Problem of an antivirus and an user using it, not a problem of a developer of a free open-source program.

Shipping on an email / secure download? K.

if you aren't buying signing in cloud, you have to obtain physical device from them

Disagree with the need for dedicated hosting

Tell that to every user who encounters github rate limits due to shared IP / people who have github connectivity issues due to being located in countries that are limiting access to external websites

Telling an end-user that "ignoring" something they downloaded from the internet in their AV is literally the worst advice you can give someone

Well, what else to do if end-users are using shitty products? I have a better advise in this case: just don't use shitty antiviruses, and if you are using them, learn how to manage them properly yourself.

For the request, depending on country and provider, yes they need to ID you.

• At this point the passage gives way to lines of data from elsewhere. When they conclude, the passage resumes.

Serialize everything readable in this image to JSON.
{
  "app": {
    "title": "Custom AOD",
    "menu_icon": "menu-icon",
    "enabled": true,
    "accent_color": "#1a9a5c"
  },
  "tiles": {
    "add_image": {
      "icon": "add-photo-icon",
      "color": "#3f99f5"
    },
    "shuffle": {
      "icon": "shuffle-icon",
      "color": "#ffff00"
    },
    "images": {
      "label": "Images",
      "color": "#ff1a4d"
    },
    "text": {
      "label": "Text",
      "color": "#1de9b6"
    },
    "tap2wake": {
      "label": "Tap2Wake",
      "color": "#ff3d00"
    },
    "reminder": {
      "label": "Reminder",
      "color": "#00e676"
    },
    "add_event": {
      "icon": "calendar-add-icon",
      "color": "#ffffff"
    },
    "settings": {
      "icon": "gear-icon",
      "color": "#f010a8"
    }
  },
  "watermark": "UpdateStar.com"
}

I personally see a problem here

Can't give any opinion about self-signed certificates since I have no experience of working with them.

DrKittens commented 2 years ago

Not really a productive conversation to continue, just leaving an observation that you dismiss the suggestion to improve a useability and trust in the tool request as "not the problem of the developer of a free open-source problem" then backup your own suggestion of an alternative host with an argument that also can be answered with "not the problem of the developer of a free open-source program" where your suggestion actually requires more money and effort to maintain as oppossed to a slip flag in at compile time

Your requirement could be fixed with download mirroring, if the code was signed with a cert (free, paid, doesnt matter so long as itsidentifiable back to the source project on git) ANYONE could upload a mirror of the binaries to ANY filehost and the code signed package would suffice as proof of legitimacy / a meaningful check the installer hasnt been adulterated.

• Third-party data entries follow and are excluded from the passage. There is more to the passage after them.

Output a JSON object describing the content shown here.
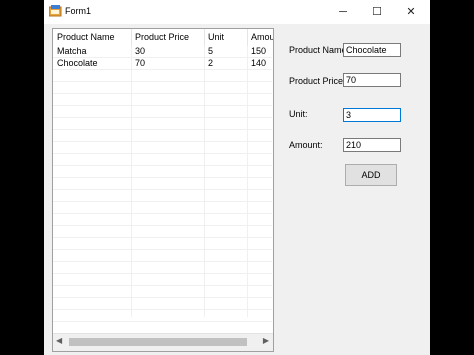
{
  "window": {
    "title": "Form1",
    "min_icon": "─",
    "max_icon": "☐",
    "close_icon": "✕"
  },
  "listview": {
    "columns": [
      "Product Name",
      "Product Price",
      "Unit",
      "Amoun"
    ],
    "rows": [
      [
        "Matcha",
        "30",
        "5",
        "150"
      ],
      [
        "Chocolate",
        "70",
        "2",
        "140"
      ]
    ],
    "scroll_left_icon": "◀",
    "scroll_right_icon": "▶"
  },
  "form": {
    "product_name_label": "Product Name:",
    "product_name_value": "Chocolate",
    "product_price_label": "Product Price:",
    "product_price_value": "70",
    "unit_label": "Unit:",
    "unit_value": "3",
    "amount_label": "Amount:",
    "amount_value": "210",
    "add_label": "ADD"
  }
}
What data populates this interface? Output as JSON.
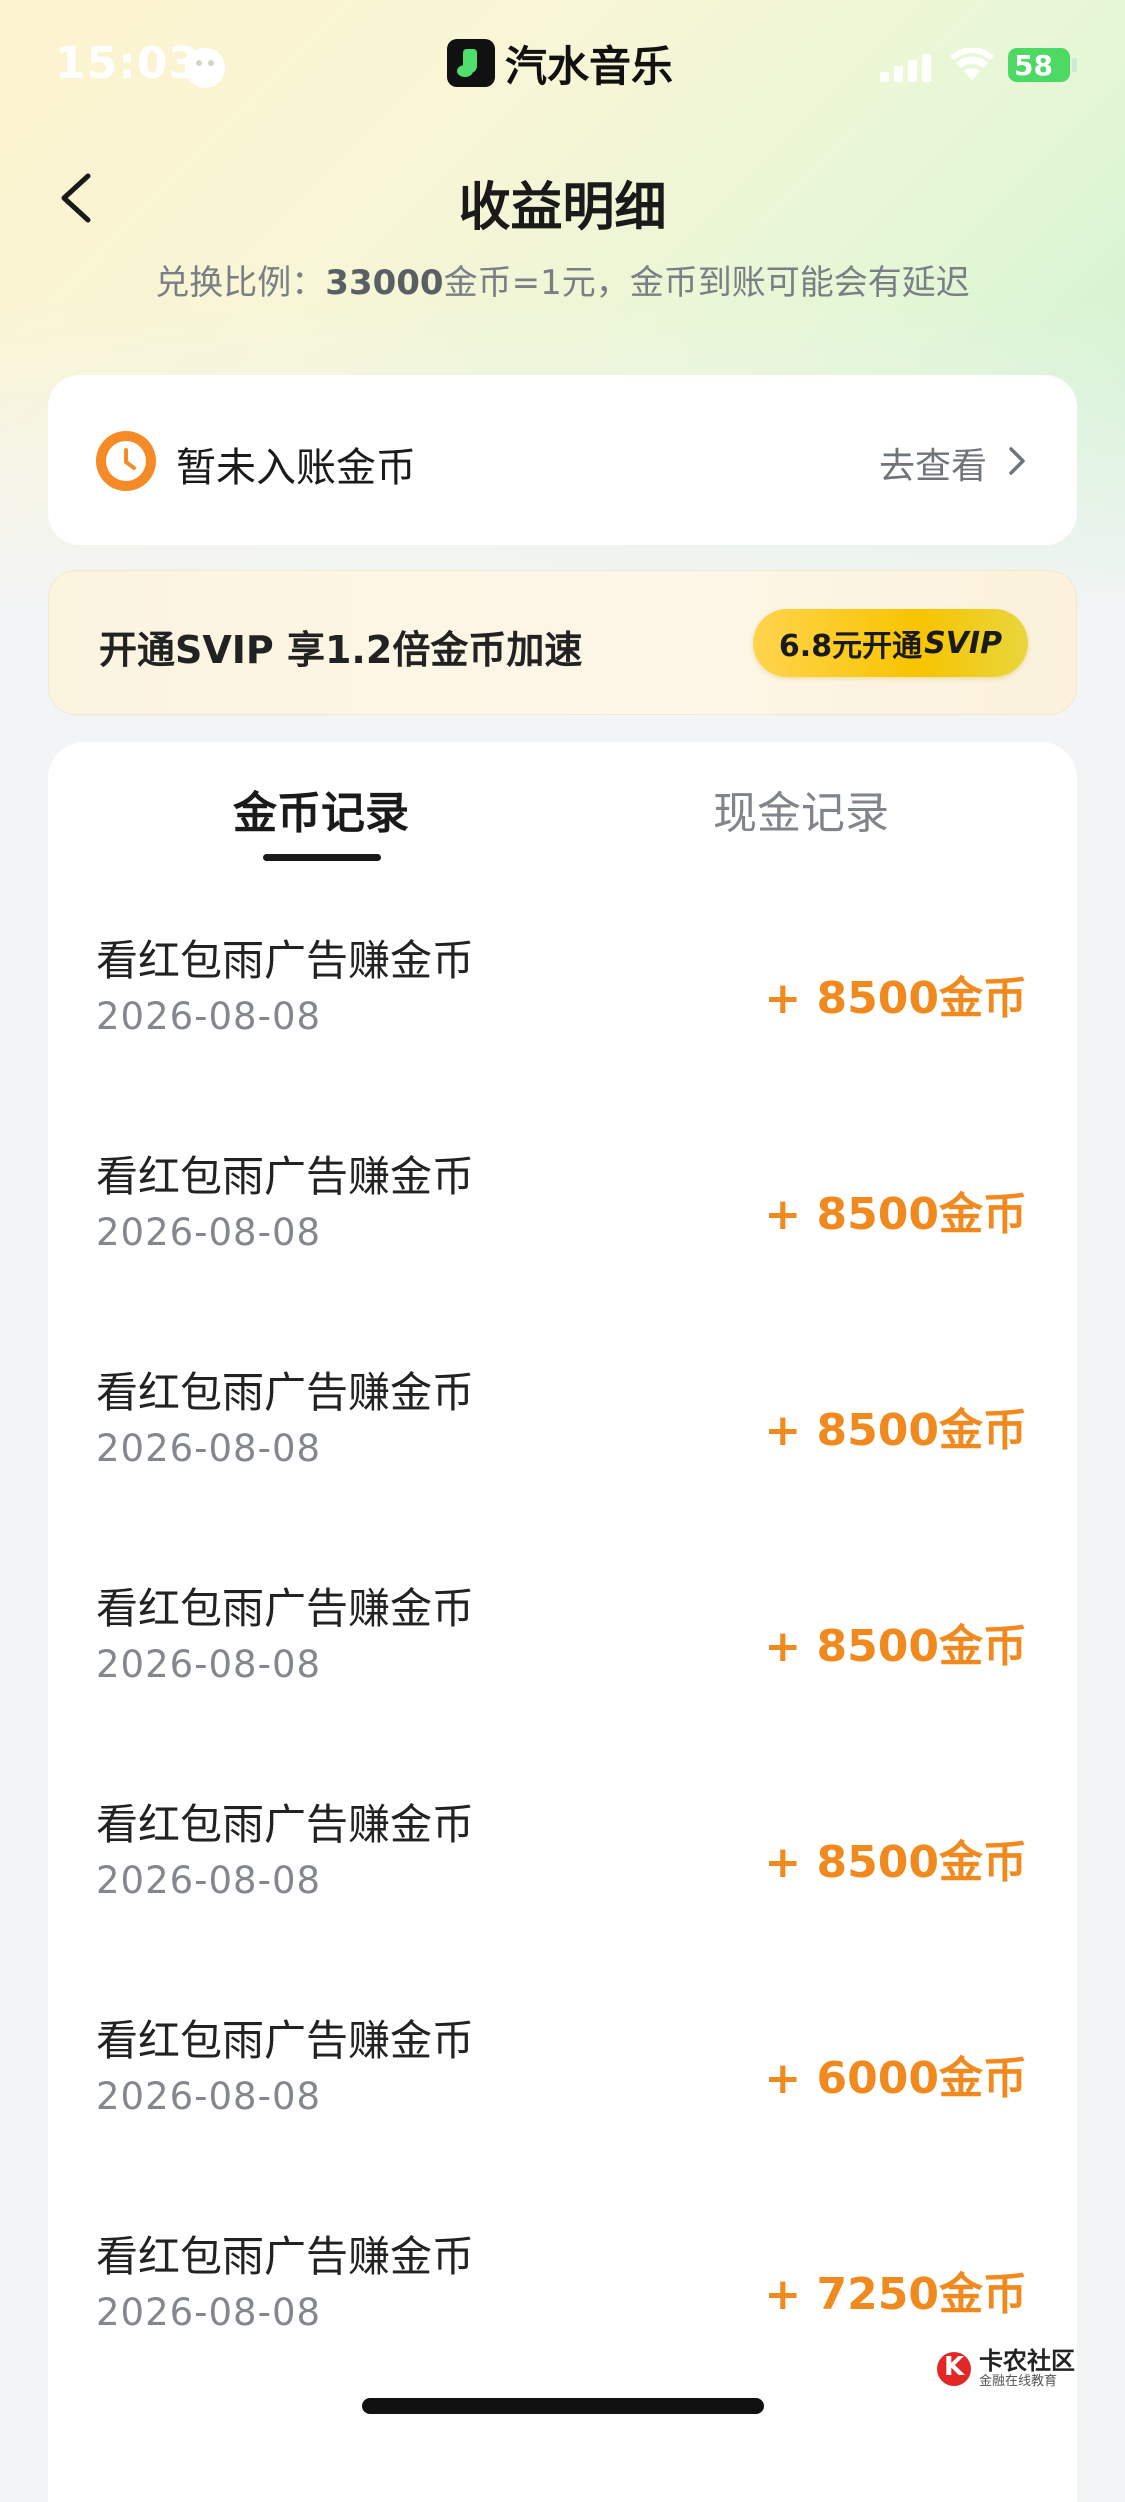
{
  "status_bar": {
    "time": "15:03",
    "app_name": "汽水音乐",
    "battery": "58"
  },
  "header": {
    "title": "收益明细",
    "subtitle_prefix": "兑换比例：",
    "subtitle_ratio": "33000",
    "subtitle_suffix": "金币=1元，金币到账可能会有延迟"
  },
  "pending": {
    "label": "暂未入账金币",
    "link": "去查看"
  },
  "svip": {
    "text": "开通SVIP 享1.2倍金币加速",
    "button_prefix": "6.8元开通",
    "button_brand": "SVIP"
  },
  "tabs": [
    {
      "label": "金币记录",
      "active": true
    },
    {
      "label": "现金记录",
      "active": false
    }
  ],
  "records": [
    {
      "title": "看红包雨广告赚金币",
      "date": "2026-08-08",
      "amount": "+ 8500金币"
    },
    {
      "title": "看红包雨广告赚金币",
      "date": "2026-08-08",
      "amount": "+ 8500金币"
    },
    {
      "title": "看红包雨广告赚金币",
      "date": "2026-08-08",
      "amount": "+ 8500金币"
    },
    {
      "title": "看红包雨广告赚金币",
      "date": "2026-08-08",
      "amount": "+ 8500金币"
    },
    {
      "title": "看红包雨广告赚金币",
      "date": "2026-08-08",
      "amount": "+ 8500金币"
    },
    {
      "title": "看红包雨广告赚金币",
      "date": "2026-08-08",
      "amount": "+ 6000金币"
    },
    {
      "title": "看红包雨广告赚金币",
      "date": "2026-08-08",
      "amount": "+ 7250金币"
    }
  ],
  "watermark": {
    "main": "卡农社区",
    "sub": "金融在线教育"
  },
  "colors": {
    "accent_orange": "#f08a1e",
    "svip_gold": "#f7c400",
    "clock_orange": "#f58b27"
  }
}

Signed code facilitates a free communal based fix for your problem by adding proof the binaries provided came from a valid source regardless of where they were downloaded from.

Limiana commented 2 years ago

Your requirement could be fixed with download mirroring

No, it couldn't be fixed that way, as you don't download manually anything but initial setup file, any further updates and downloads (including Dalamud) are handled by launcher itself.

Signed code facilitates

...situation where open source, free software developers are being pushed towards paying money and providing their real life identification (and therefore associating their code with their real identity) to resolve artificially created problem of their software marked as malicious. User should learn:

then backup your own suggestion of an alternative host with an argument that also can be answered with "not the problem of the developer of a free open-source program"

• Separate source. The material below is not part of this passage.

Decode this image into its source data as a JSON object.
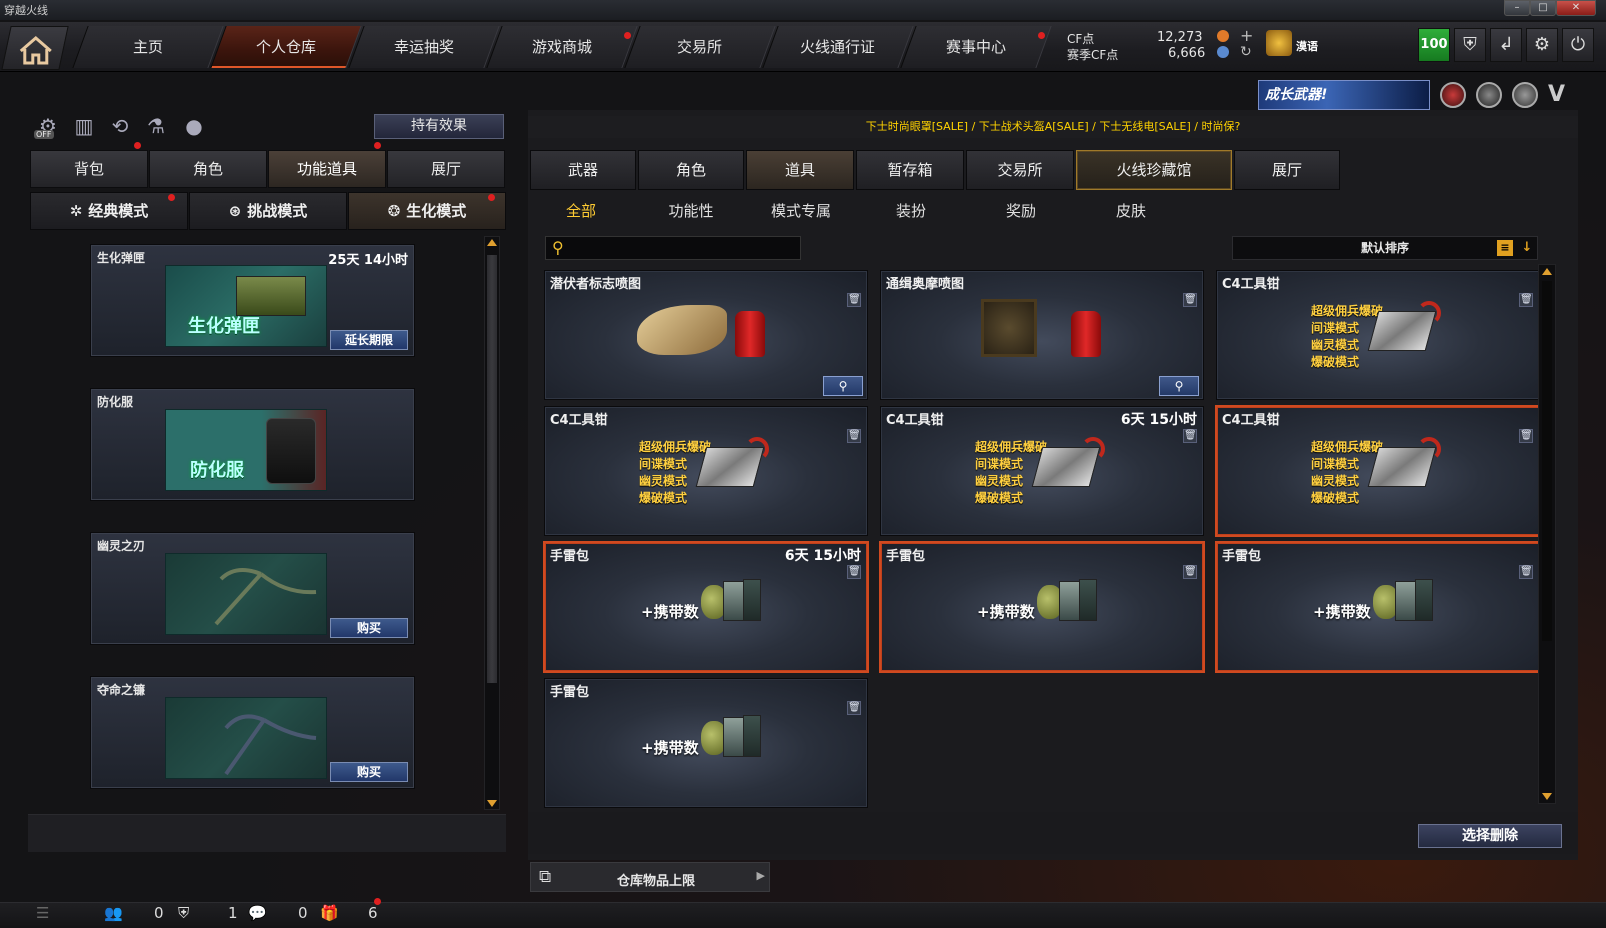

No, not really. Developers specifically selected to use limited github api to check for updates; I'm not blaming them at all - they are using tools that are available here and now for free and would I be xivlauncher's developer, chances I'd do the same are extremely high. But it's out of end user's control if they are happened to have shared IP with someone else who exhausted api limits. While presence and settings of an antivirus - is actually under direct user's control.

Not really a productive conversation to continue

If an opinion contrary to yours is spoken out, that does not makes it non-productive conversation.

goaaats commented 2 years ago

Thanks for all of your feedback. I may start at least self-signing the launcher soon and will look into ways to get it done properly.